En plus de donner à une personne la confiance et la force intérieure nécessaires pour affronter les épreuves, cette approche génère également une influence divine positive. Lorsqu’une personne fait confiance à D.ieu et s’en remet à Lui, D.ieu crée des situations qui lui permettront d’utiliser ses énergies de manière positive et bénéfique.12 Nos pensées positives servent de catalyseurs qui favorisent des circonstances favorables pour nous.
Nous pouvons maintenant apprécier l’importance de la sim’ha. Lorsqu’une personne est réellement joyeuse et voit les choses de manière positive, elle crée la sim’ha dans le monde spirituel. Car « tout ce qui se passe en haut dépend de toi ».

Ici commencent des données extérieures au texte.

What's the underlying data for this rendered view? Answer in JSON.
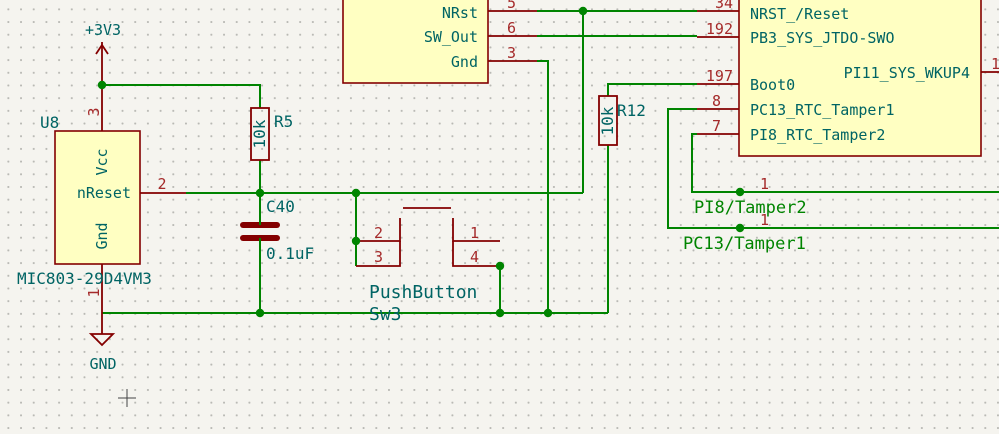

La joie qui est activée dans le monde spirituel ne se limite pas à elle-même, mais s’écoule vers l’extérieur, apportant de la joie à de nombreuses autres personnes dans notre monde. Lorsque nous sommes bessim’ha, d’une manière à la fois physique et spirituelle, nous apportons de la joie à nous-mêmes, à nos familles et à toutes les personnes qui nous entourent.
Comme nous l’avons expliqué dans le chapitre précédent, cette joie n’est pas un potentiel passif. Au contraire, « la joie perce les barrières », détruisant tous les obstacles et les difficultés qui peuvent se présenter.
Lorsqu’une personne est joyeuse, elle se tient au-dessus de toutes ses limitations et faiblesses personnelles. Elle peut faire des choses qu’elle ne pourrait pas faire d’ordinaire. Elle peut pardonner à son pire ennemi. Sa joie génère une énergie intérieure qui traverse et brise toute barrière qui se trouve sur son chemin.
Lorsqu’une personne crée de la joie dans le monde spirituel, la même chose se produit. Dans le monde spirituel, il y a aussi des limites et des barrières, car D.ieu a choisi d’établir un ordre naturel par lequel Il contrôle notre monde. Tout comme il existe des règles de la nature qui régissent le monde matériel qui nous entoure, il existe des principes de causalité qui régissent les effets produits par notre conduite. Car, comme expliqué ci-dessus, tout ce que nous faisons génère un effet dans le monde spirituel qui, à son tour, produit un effet dans notre monde. Au niveau le plus général, ces règles suivent le principe suivant13 : lorsqu’une personne fait le bien, elle reçoit des bénéfices qui lui permettent de continuer dans cette voie. Si elle ne fait pas le bien, elle subit des difficultés qui lui font comprendre qu’elle doit changer de voie. Ce sont les schémas de causalité que D.ieu a choisi d’établir dans le monde spirituel.
Néanmoins, lorsqu’une personne est bessim’ha, elle crée de la joie dans le monde spirituel. D.ieu Lui-même est, pour ainsi dire, également bessim’ha. Cela amène D.ieu à révéler une dimension transcendante qui n’est pas liée aux lois de la causalité mentionnées ci-dessus. En termes simples, cela signifie que D.ieu accordera de grandes bénédictions et fera en sorte que des choses positives se produisent, même si, normalement, ces bénédictions n’auraient pas été accordées.
Lorsque, à D.ieu ne plaise, il y a une situation où quelque chose ne va pas, nous devons réaliser que c’est le résultat des lois de causalité que D.ieu a établies. Cependant, nous devons également réaliser qu’en irradiant de la sim’ha, nous pouvons éveiller la sim’ha en haut et effectuer un changement radical à la situation qui se présente à nous.
Ceci démontre le pouvoir que possède notre joie. Avec la sim’ha, nous pouvons changer la composition du monde spirituel et, de cette manière, apporter la bénédiction et toutes les formes de bien à nous-mêmes, à nos familles et à l’ensemble du peuple juif.